Bazen devlet bizzat öldürüyor, bazen devletin aldırmazlığıyla ölüyor insanlar.
Bütün hukuk sistemimiz “devleti korumak” üzerine kurulmuş, devleti ya da bir devlet kurumunu eleştirmek yasaklanmış, hâlâ 301. Madde gibi bir rezalet var.
İnsanları koruması için kurulan devlet sadece kendini koruyor ve kendini korumak için vatandaşlarını ölüme bırakmayı da mubah görüyor.
Devlet bu kadar önemsenince de siyaset, devleti yönetmek isteyenlerin kendi aralarındaki anlamsız bir yarışa dönüyor.
İnsan faktörü, insanın değeri, siyaset kavgasında kendine çok az yer bulabiliyor.
“İnsan” diye başlayan kaç nutuk dinlediniz?
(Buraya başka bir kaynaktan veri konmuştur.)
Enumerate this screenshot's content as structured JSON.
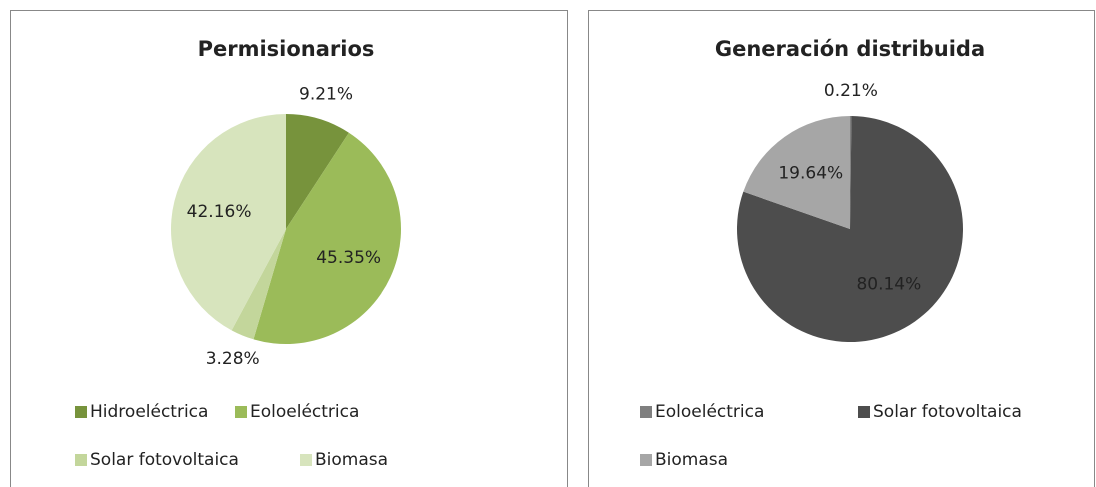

Bir de düşünün, “devlet” diye başlayan kaç nutukla karşılaştınız?
Türkiye’de, “insan, devletten daha önemlidir” diyen bir muhalefet yok.
Daha doğrusu Türkiye’nin içinde böyle bir muhalefet yok.
Bu muhalefet, Türkiye’ye dışarıdan yapılıyor.
Avrupa Birliği, bir örgütten öte bir anlayışı temsil ediyor, bu anlayış “insanın en kutsal değer olduğunu” söylüyor, insanı devletten daha değerli buluyor.